Physics - Mathematical and Theoretical Physics Seminar

Mathematical and Theoretical Physics Seminar: Sarah Geller (UC Santa Cruz), "Making Black Holes at the Big Bang: multi-field inflation, spectator fields, and fine-tuning."

Event Type
Seminar/Symposium
Sponsor
Department of Physics
Location
Loomis 464
Date
Nov 13, 2025   1:00 - 2:00 pm  
Speaker
Sarah Geller
Contact
Thierry Ramais
E-Mail
ramais@illinois.edu
Phone
217-300-2044
Views
81

Abstract: Primordial black holes, or PBHs, are black holes that formed in the early universe by some means other than stellar collapse. : Primordial Black Holes (PBHs) are fascinating cosmological objects for a number of reasons: they are one of the most compelling candidates to explain some or all of the missing matter (dark matter) in our universe; they are one of only a couple potential probes of the first few seconds of the universe’s infancy, and they may also one day furnish an observational probe of quantum gravity through detection of Hawking radiation.
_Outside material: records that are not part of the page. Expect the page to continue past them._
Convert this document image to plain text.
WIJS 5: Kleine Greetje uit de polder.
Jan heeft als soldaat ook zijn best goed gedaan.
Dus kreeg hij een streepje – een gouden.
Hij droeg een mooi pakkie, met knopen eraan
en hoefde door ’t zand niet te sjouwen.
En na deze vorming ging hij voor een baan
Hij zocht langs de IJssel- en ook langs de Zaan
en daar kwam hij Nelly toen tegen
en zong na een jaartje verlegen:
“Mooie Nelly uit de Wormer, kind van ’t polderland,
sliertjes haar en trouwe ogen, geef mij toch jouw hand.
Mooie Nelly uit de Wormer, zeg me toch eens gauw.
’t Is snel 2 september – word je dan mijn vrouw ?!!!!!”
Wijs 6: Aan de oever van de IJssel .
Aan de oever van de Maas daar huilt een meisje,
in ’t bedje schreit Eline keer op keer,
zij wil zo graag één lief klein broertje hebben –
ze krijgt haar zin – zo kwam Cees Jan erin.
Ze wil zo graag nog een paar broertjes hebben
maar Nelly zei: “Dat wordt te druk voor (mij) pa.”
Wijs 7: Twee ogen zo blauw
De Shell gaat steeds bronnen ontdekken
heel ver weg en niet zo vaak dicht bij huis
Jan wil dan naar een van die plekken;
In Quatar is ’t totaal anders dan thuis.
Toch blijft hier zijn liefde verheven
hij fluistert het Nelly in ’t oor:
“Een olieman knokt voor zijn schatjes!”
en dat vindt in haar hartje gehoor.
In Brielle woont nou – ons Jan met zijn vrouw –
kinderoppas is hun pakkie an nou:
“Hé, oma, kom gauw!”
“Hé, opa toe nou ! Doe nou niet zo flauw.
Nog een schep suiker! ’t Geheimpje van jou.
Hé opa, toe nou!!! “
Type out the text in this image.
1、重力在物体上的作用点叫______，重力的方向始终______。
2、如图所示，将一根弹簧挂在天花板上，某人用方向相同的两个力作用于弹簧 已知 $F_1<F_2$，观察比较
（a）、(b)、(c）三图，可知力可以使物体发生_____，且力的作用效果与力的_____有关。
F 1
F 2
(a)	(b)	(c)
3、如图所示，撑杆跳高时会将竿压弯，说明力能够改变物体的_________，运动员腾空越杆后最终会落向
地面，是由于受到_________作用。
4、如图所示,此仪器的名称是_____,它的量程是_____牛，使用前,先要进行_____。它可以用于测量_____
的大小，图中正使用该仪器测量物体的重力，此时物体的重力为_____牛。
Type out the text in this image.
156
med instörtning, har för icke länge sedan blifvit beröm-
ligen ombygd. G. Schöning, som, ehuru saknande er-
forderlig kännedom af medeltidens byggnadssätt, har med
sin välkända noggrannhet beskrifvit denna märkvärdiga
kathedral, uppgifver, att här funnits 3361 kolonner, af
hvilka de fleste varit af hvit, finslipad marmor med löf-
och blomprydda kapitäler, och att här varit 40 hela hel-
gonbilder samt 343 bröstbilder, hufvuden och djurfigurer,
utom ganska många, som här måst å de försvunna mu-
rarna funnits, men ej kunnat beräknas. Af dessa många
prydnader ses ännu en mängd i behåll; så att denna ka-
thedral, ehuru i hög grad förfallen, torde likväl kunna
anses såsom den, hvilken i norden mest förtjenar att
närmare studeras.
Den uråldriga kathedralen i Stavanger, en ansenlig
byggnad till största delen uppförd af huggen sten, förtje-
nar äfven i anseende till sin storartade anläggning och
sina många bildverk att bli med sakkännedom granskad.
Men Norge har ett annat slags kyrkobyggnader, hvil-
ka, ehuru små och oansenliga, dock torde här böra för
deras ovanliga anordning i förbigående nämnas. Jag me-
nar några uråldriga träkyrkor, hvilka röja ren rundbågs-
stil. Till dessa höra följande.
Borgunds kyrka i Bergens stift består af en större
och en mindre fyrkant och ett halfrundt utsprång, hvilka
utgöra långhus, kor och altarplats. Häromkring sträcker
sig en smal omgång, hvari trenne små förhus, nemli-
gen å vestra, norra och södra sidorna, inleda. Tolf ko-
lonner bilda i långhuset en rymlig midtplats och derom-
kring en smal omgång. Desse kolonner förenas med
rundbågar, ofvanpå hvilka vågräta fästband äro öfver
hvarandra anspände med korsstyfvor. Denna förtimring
As such, it is crucial to understand the mechanisms by which PBHs form. In this talk, I go beyond the already-described single-field inflationary models that typically produce PBHs through a period of ultra-slow-roll (USR), which are usually highly fine-tuned (the “fine-tuning” problem). I will first discuss the formation of PBHs in the context of two natural high-energy ingredients: multiple scalar fields and non-minimal gravitational couplings. I will reveal what we have learned by performing the first Markov Chain Monte Carlo (MCMC) analysis of parameter space for such models, and how these models can produce all of the dark matter while also satisfying the most recent Planck constraints, and even have natural UV completions in, for example, supergravity (SUGRA). I’ll then present a new generic mechanism in which a single-field inflationary model with an additional scalar spectator generates large power spectrum enhancements while still reducing the severity of the fine-tuning of single-field models (sans spectator) by orders of magnitude. In this mechanism, the system undergoes two turns in field space bracketing a phase where tachyonic isocurvature modes grow exponentially before transferring power to curvature perturbations. Crucially, this occurs without entering a USR phase. I will explicitly demonstrate the remarkable resilience of this inflationary mechanism to parameter variations, which may provide a template for addressing the longstanding “fine-tuning” problem.